The board voted to approve written findings of fact and then the conditional use itself after hearing a presentation from an applicant representative and staff. The proposal — described by the applicant representative as an intimate, members-only cocktail lounge modeled on an existing operation called 80 East — is intended to attract higher-spending customers and increase foot traffic for nearby Uptown businesses.
Town staff explained that the zoning ordinance treats drinking places that are not full-service restaurants as conditional uses in the B-3 district and told the board the application met the ordinance criteria. "So every zoning district has permitted uses, and then they have conditional uses that are permitted with approval," a staff member said during the hearing, describing how a members-only bar differs from a permitted restaurant.
The applicant representative said the operator already runs a members-only lounge in Powell and emphasized coordination with nearby restaurants and shops. "I submitted the transfer of the license she purchased this morning," the representative said, describing the liquor-license transfer process that the operator began; staff and the applicant said the transfer is expected to take roughly six to eight weeks before final sign-off.
Board members discussed several operational details during the public hearing: the presenter gave an estimated occupancy load of 29 for the third-floor space, said the operator plans to market beginning May 1 and target a July 1 opening, and described separate third-floor access via an elevator in an old alley and key-fob entry for tenants and members. On hours, the applicant representative estimated public or member hours would generally run about 4 p.m. to 11 p.m. on most operating nights.

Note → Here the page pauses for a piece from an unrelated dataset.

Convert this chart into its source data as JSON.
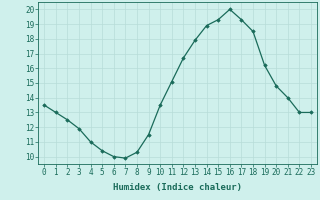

Some members raised concerns about compatibility and parking. One board member said he was not "overly sold that the plans for the area need a third bar," and another asked whether there would be enough parking for the limited capacity. The applicant representative acknowledged the parking concern and said the project relies on nearby public lots and that the developer plans to consider contributing additional parking capacity over the next 24 to 36 months.
Board members also discussed the interplay between a conditional use and the liquor license: staff clarified the conditional use would remain tied to the 3rd-floor space rather than automatically transferring to a new owner if the current operator sells the business, while the liquor license is an asset the operator could sell or transfer under state rules. The applicant and staff noted that council approval of the liquor-license transfer is a separate step the operator also must complete.
After deliberation, the board approved the findings of fact and then voted to grant the conditional-use permit. The moderator announced the motion carried and the meeting moved to adjournment. The operator must complete the liquor-license transfer and any council approvals before the lounge opens.
What happens next: staff will prepare the written findings and the conditional-use permit; the operator will complete the liquor-license transfer (estimated six to eight weeks) and await any final council sign-off before beginning operations.